Adriano was fined in 40% of his wages and had to apologise to the entire squad. And that’s when, to avoid another further punishment (either from coach Muricy Ramalho or the club board who had threatened to cancel his contract), he decided to pull a Nero – and blame the press for his mistakes.
“I’ve fought a lot to be here. You [the press] won’t destroy it. I won’t let it,” he announced.
In the same statement, Adriano, who had said more than once that in Brazil he didn’t want to be called Emperor – “Let’s leave this nickname in Italy, I’m a new person now” – changed his mind.
Apparently missing his old self, he commanded the journalists to refer to him as the Emperor again. “If I wasn’t still Emperor, those things in the last days would not have that dimension.”
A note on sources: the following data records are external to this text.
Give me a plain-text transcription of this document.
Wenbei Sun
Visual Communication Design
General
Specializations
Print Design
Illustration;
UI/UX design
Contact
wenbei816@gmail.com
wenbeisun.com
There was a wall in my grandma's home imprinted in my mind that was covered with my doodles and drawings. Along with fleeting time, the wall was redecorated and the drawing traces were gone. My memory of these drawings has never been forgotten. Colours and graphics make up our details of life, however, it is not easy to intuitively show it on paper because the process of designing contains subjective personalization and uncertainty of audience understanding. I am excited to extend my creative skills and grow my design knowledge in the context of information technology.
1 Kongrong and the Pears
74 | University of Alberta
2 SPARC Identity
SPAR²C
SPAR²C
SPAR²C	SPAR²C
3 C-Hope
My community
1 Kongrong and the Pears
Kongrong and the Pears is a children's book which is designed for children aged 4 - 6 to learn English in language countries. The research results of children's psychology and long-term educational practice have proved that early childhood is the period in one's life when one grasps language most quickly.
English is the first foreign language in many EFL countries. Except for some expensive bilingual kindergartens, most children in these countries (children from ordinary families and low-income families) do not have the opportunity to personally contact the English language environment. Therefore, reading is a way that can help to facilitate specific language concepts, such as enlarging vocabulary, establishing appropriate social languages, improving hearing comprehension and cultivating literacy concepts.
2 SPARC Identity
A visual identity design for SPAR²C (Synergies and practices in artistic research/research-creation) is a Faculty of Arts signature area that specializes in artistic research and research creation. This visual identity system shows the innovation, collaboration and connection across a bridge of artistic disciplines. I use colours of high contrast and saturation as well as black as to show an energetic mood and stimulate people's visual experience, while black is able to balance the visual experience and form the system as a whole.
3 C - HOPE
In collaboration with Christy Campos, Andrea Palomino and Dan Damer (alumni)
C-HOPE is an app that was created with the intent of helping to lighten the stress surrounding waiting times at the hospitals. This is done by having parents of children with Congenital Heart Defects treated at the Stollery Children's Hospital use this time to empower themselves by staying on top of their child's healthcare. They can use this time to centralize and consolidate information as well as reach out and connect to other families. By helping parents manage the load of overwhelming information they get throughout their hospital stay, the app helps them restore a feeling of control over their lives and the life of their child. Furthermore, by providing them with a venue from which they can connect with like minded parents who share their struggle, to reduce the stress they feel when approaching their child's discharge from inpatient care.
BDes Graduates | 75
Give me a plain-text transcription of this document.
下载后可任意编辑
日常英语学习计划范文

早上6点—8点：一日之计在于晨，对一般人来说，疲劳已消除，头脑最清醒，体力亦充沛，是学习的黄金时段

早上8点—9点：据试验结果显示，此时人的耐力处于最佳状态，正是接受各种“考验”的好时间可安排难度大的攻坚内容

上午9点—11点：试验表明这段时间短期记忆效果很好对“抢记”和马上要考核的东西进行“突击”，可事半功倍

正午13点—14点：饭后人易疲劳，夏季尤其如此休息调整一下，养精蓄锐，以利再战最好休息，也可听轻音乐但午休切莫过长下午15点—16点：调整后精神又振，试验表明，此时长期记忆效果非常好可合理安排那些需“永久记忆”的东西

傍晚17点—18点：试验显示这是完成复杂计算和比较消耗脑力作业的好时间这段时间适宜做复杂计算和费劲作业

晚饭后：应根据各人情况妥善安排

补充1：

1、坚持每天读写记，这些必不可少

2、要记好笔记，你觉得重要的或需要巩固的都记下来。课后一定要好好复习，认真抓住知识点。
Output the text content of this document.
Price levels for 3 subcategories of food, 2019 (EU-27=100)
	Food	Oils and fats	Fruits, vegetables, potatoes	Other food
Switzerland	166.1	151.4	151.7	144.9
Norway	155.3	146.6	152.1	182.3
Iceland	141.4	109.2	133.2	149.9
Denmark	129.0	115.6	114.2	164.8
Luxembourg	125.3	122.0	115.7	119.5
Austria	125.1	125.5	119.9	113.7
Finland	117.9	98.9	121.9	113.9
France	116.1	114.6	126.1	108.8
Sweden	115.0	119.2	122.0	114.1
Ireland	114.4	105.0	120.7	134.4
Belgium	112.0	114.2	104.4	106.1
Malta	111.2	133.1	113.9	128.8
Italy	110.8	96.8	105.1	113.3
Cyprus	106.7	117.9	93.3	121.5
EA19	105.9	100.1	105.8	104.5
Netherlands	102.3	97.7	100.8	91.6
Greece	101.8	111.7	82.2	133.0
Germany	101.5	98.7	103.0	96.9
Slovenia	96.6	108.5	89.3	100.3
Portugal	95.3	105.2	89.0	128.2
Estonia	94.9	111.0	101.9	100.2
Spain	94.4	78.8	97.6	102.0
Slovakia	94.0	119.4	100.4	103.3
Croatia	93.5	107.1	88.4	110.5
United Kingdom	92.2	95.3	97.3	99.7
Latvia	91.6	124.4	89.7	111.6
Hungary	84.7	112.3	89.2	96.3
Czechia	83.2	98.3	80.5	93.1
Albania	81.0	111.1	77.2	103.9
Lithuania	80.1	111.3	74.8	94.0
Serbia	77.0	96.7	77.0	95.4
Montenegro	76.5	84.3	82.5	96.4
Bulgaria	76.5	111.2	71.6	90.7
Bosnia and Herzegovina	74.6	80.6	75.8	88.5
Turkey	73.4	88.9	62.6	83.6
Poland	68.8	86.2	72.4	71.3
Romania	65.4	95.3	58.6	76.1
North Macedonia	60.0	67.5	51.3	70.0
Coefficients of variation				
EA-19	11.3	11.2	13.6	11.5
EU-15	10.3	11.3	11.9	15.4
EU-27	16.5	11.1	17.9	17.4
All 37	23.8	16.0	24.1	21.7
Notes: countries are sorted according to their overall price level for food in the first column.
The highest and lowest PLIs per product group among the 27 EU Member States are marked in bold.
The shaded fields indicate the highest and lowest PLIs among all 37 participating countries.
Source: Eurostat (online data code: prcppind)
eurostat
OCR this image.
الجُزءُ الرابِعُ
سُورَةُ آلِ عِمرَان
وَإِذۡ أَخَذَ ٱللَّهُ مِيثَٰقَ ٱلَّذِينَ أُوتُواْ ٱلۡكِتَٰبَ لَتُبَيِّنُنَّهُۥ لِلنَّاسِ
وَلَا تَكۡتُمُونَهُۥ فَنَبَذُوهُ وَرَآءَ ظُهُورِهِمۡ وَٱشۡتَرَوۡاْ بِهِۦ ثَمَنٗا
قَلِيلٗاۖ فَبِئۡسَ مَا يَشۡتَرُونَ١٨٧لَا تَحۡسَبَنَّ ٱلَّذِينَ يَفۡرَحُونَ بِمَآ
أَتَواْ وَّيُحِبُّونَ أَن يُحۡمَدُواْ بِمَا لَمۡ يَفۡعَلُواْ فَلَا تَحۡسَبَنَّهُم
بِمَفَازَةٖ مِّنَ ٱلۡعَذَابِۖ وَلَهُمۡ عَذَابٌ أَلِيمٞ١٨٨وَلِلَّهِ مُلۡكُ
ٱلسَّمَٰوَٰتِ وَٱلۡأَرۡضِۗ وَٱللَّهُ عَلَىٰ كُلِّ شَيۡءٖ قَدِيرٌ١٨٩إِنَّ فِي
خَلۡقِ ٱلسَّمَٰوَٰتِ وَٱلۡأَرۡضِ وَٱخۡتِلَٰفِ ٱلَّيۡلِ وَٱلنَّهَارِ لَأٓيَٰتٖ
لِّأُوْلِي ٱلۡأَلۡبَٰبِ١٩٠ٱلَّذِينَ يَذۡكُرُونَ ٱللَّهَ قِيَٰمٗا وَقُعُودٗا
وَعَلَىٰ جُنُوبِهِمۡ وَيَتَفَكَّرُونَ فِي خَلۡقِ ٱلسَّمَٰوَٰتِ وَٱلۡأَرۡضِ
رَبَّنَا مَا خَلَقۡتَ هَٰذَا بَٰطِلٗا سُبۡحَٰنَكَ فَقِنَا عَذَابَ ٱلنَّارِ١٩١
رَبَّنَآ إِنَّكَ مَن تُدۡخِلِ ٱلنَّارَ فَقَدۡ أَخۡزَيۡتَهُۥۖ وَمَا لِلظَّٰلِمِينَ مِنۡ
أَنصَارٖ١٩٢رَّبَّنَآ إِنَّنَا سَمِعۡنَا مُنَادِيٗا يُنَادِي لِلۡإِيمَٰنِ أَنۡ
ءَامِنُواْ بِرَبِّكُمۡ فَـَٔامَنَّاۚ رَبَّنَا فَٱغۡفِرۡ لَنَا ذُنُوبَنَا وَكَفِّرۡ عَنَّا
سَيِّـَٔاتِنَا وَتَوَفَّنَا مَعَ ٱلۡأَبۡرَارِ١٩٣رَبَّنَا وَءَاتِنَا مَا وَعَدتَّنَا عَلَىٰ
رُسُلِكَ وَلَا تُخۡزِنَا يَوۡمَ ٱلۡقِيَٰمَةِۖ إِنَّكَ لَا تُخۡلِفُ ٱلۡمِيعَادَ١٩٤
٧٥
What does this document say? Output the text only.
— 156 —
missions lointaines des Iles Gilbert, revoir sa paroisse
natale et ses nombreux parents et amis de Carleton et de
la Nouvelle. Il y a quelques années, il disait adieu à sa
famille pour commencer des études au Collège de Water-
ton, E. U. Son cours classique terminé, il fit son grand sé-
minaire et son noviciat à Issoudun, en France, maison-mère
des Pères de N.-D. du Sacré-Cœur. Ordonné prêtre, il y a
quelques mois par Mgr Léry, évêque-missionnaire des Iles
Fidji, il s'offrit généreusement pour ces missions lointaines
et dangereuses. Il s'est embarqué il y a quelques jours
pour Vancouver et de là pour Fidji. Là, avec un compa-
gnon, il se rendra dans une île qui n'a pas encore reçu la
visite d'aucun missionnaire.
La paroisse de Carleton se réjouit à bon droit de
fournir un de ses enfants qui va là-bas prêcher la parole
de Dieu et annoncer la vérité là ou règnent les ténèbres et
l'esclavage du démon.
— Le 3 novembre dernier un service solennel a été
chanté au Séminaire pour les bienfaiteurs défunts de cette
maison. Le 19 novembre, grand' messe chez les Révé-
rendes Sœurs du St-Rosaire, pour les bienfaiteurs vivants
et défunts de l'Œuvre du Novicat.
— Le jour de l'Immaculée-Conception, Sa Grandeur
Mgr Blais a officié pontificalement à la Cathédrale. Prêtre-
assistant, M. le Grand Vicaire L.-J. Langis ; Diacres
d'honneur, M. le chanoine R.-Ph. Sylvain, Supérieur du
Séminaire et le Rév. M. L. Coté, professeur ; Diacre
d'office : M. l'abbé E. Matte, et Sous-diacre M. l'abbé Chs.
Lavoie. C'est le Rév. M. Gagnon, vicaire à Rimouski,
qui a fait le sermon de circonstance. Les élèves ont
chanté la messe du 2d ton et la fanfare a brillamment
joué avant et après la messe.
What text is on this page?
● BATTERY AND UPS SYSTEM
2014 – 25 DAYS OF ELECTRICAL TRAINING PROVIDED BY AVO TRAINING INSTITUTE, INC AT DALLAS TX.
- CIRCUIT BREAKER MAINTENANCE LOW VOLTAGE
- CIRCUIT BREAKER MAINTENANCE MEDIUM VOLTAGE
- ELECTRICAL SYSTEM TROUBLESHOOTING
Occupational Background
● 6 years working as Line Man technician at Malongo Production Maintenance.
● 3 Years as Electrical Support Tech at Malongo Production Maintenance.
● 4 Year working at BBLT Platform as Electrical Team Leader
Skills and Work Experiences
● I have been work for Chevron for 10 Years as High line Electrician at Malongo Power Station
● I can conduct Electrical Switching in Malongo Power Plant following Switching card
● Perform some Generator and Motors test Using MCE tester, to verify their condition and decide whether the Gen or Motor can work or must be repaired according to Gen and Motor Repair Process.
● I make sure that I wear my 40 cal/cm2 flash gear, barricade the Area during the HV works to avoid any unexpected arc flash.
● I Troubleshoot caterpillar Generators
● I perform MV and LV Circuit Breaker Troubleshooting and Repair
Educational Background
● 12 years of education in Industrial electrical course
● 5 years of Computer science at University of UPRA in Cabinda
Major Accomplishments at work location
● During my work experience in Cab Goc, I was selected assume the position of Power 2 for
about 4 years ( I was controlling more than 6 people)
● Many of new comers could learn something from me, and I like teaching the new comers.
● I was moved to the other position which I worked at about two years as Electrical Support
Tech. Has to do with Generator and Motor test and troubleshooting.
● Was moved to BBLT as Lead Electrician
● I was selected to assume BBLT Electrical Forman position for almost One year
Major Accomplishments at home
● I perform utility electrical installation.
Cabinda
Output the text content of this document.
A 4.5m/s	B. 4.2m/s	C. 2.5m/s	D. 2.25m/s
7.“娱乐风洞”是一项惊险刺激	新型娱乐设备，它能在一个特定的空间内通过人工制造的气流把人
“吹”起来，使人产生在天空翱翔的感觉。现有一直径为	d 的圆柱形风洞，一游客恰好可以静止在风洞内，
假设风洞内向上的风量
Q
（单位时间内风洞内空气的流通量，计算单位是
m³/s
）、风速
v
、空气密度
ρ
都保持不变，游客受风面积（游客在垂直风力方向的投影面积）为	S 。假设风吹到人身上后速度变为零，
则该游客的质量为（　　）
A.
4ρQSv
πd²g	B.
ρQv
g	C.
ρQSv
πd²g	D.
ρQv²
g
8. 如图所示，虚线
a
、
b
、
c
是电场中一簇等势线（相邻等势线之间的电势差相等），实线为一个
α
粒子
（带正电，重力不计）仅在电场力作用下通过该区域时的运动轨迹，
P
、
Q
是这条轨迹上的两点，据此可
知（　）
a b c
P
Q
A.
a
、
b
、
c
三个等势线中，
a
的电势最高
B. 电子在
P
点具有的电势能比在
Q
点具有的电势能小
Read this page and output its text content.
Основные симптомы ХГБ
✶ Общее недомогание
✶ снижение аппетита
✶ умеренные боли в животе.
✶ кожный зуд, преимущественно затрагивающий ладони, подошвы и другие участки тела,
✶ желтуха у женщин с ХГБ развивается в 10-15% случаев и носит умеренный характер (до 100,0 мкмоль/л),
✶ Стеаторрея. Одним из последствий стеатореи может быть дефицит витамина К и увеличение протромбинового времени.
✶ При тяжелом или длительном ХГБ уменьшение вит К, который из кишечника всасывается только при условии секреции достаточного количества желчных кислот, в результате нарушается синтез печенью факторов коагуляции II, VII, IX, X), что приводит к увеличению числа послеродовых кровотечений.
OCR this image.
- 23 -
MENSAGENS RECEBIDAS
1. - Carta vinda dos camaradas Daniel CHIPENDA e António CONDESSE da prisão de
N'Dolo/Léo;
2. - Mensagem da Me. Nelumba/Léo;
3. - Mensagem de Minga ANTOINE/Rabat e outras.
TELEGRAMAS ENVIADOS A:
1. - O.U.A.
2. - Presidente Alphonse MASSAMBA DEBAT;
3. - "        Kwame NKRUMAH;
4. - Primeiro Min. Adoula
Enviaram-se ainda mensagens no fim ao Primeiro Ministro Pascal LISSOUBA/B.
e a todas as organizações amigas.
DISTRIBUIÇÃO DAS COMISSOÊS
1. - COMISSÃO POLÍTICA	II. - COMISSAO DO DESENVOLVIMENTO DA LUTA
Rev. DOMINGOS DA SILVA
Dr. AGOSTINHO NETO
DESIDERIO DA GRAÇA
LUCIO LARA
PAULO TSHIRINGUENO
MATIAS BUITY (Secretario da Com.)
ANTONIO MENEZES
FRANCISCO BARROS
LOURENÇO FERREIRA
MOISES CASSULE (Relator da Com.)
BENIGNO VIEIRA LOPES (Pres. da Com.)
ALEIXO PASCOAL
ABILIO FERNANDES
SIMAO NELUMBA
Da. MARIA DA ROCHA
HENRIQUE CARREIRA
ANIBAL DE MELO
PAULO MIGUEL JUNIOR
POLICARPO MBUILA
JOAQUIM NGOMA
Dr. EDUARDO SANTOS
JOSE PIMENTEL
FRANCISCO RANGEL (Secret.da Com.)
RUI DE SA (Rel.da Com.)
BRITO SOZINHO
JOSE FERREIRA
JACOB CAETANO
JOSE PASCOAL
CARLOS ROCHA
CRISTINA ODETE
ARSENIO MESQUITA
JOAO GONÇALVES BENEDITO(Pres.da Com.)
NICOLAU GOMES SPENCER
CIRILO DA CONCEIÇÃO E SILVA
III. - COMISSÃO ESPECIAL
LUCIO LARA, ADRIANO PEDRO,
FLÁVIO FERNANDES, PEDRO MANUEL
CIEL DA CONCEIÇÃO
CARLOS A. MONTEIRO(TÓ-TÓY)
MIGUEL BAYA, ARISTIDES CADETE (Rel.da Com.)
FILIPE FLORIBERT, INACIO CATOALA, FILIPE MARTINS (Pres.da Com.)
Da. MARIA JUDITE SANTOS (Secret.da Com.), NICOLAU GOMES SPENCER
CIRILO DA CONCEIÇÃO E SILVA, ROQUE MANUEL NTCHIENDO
If that seems like plain madness, there's a simple reason why: it is.
Despite being a terrific athlete, a world-class striker and a jolly nice fella (at least when he’s not threatening people), Adriano is once again starting to act more like a delirious emperor – the kind of behavior that drove him to the rock bottom at Inter.
Some say Sao Paulo is his last shot, and it’s starting to slip away. And the worst of it is that, in Brazil, most fans – and even the club – would tolerate such nonsense if he was performing like a real sovereign on the pitch.
But a month and a half after his debut, not only has he dismally failed to find his A game but he's beginning to cause trouble. And all the while, Borges, his replacement, is coming on strong, doing what people were expecting from the star man.
Sure, the media can obey and keep calling him Emperor – even change his name to Adrianus, in a good old-fashioned Latin way. But it won’t do any good if he doesn’t elevate his game.
It might not have happened back in the Roman Empire, but in the wild world of Brazilian football, Adriano should be well aware, even an Emperor can be thrown to the lions.
It is sad to see the guy throw away everything he worked so hard for. He had it all, but now is falling deeper and deeper into that pit of lions.
Going back to Brazil was not his best idea in my opinion. Over there they have a higher expectation of what they should expect from him whereas I think in Europe the mentality for rehabilitating a broken player is a lot more professional and orderly.
If he had joined someone in Europe like in France or Germany (or even with Sam Allardyce when he was at Newcastle) he would still be able to play a european style and not have deal with the chaos that goes on behind the scenes in Brazilian football and I think this would have helped him more.